The new streaming policy will take effect Sept. 5, according to court spokesperson Betsy Paret. And why the decision to stream live? Paret said that it started as an "on request" policy last year but that given how many requests there were, the court decided to make live streaming the default setting, as it were.
Last October, in response to a request from Fix the Court, Judge Garland wrote in a one-sentence letter to executive director Gabe Roth, that the court would stream Garza v. Hargan, the first case the court agreed to stream.
Fix the Court and C-SPAN have been vocal advocates for opening up the courts to the electronic public.

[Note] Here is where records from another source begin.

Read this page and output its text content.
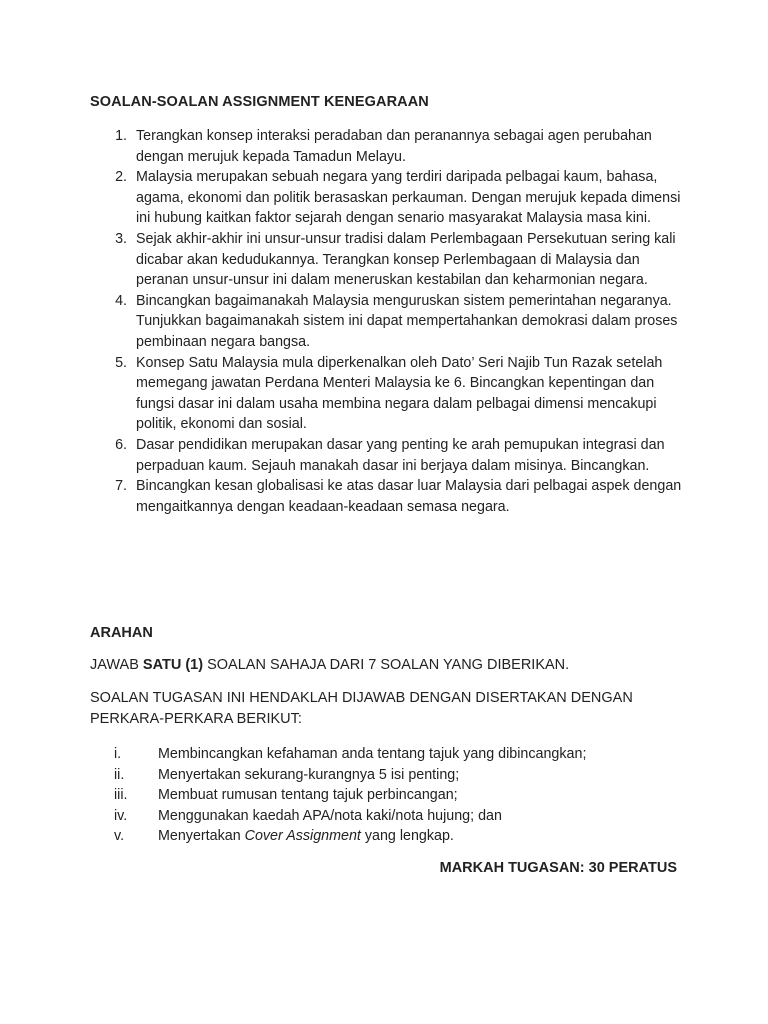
SOALAN-SOALAN ASSIGNMENT KENEGARAAN
1. Terangkan konsep interaksi peradaban dan peranannya sebagai agen perubahan dengan merujuk kepada Tamadun Melayu.
2. Malaysia merupakan sebuah negara yang terdiri daripada pelbagai kaum, bahasa, agama, ekonomi dan politik berasaskan perkauman. Dengan merujuk kepada dimensi ini hubung kaitkan faktor sejarah dengan senario masyarakat Malaysia masa kini.
3. Sejak akhir-akhir ini unsur-unsur tradisi dalam Perlembagaan Persekutuan sering kali dicabar akan kedudukannya. Terangkan konsep Perlembagaan di Malaysia dan peranan unsur-unsur ini dalam meneruskan kestabilan dan keharmonian negara.
4. Bincangkan bagaimanakah Malaysia menguruskan sistem pemerintahan negaranya. Tunjukkan bagaimanakah sistem ini dapat mempertahankan demokrasi dalam proses pembinaan negara bangsa.
5. Konsep Satu Malaysia mula diperkenalkan oleh Dato’ Seri Najib Tun Razak setelah memegang jawatan Perdana Menteri Malaysia ke 6. Bincangkan kepentingan dan fungsi dasar ini dalam usaha membina negara dalam pelbagai dimensi mencakupi politik, ekonomi dan sosial.
6. Dasar pendidikan merupakan dasar yang penting ke arah pemupukan integrasi dan perpaduan kaum. Sejauh manakah dasar ini berjaya dalam misinya. Bincangkan.
7. Bincangkan kesan globalisasi ke atas dasar luar Malaysia dari pelbagai aspek dengan mengaitkannya dengan keadaan-keadaan semasa negara.
ARAHAN
JAWAB SATU (1) SOALAN SAHAJA DARI 7 SOALAN YANG DIBERIKAN.
SOALAN TUGASAN INI HENDAKLAH DIJAWAB DENGAN DISERTAKAN DENGAN
PERKARA-PERKARA BERIKUT:
i.	Membincangkan kefahaman anda tentang tajuk yang dibincangkan;
ii. Menyertakan sekurang-kurangnya 5 isi penting;
iii. Membuat rumusan tentang tajuk perbincangan;
iv. Menggunakan kaedah APA/nota kaki/nota hujung; dan
v. Menyertakan Cover Assignment yang lengkap.
MARKAH TUGASAN: 30 PERATUS
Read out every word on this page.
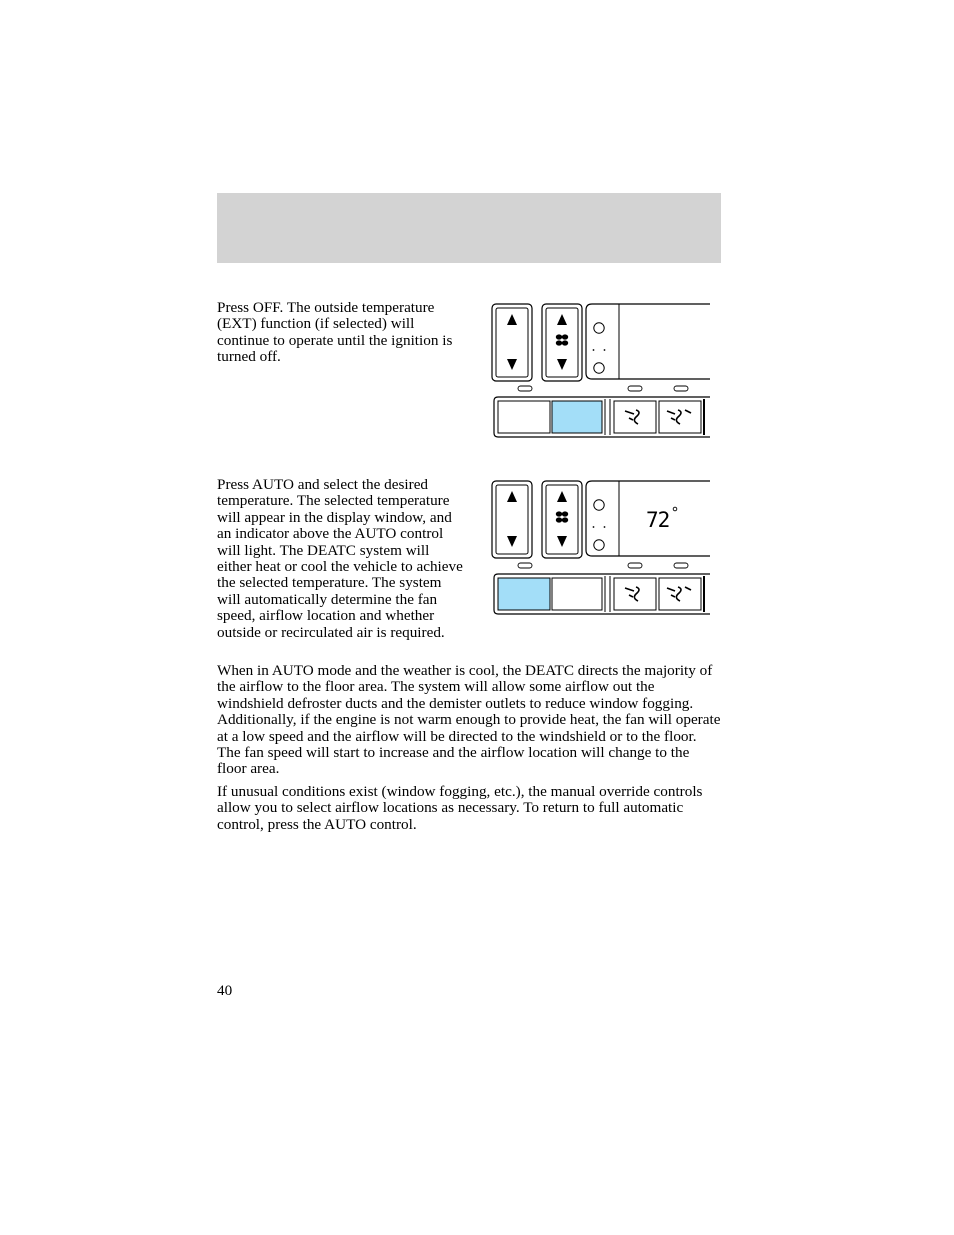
Press OFF. The outside temperature (EXT) function (if selected) will continue to operate until the ignition is turned off.

Press AUTO and select the desired temperature. The selected temperature will appear in the display window, and an indicator above the AUTO control will light. The DEATC system will either heat or cool the vehicle to achieve the selected temperature. The system will automatically determine the fan speed, airflow location and whether outside or recirculated air is required.

72

When in AUTO mode and the weather is cool, the DEATC directs the majority of the airflow to the floor area. The system will allow some airflow out the windshield defroster ducts and the demister outlets to reduce window fogging. Additionally, if the engine is not warm enough to provide heat, the fan will operate at a low speed and the airflow will be directed to the windshield or to the floor. The fan speed will start to increase and the airflow location will change to the floor area.

If unusual conditions exist (window fogging, etc.), the manual override controls allow you to select airflow locations as necessary. To return to full automatic control, press the AUTO control.

40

Recordings of oral arguments have been available online since September 2013 and recordings of the new live streams will be available at 2 p.m. on the day of argument.
"I think the D.C. Circuit decision shows the process other courts can follow, starting with same-day audio, then live streaming on request for major cases, then live streaming for all cases, should the judges support that policy," said Roth.
"This is good news for the idea that courts should be as accessible to the public as are Congress and the Executive," said C-SPAN general counsel Bruce Collins. "C-SPAN will carry this important court's oral arguments, and as we do we will look forward to the day the US Supreme Court follows its example."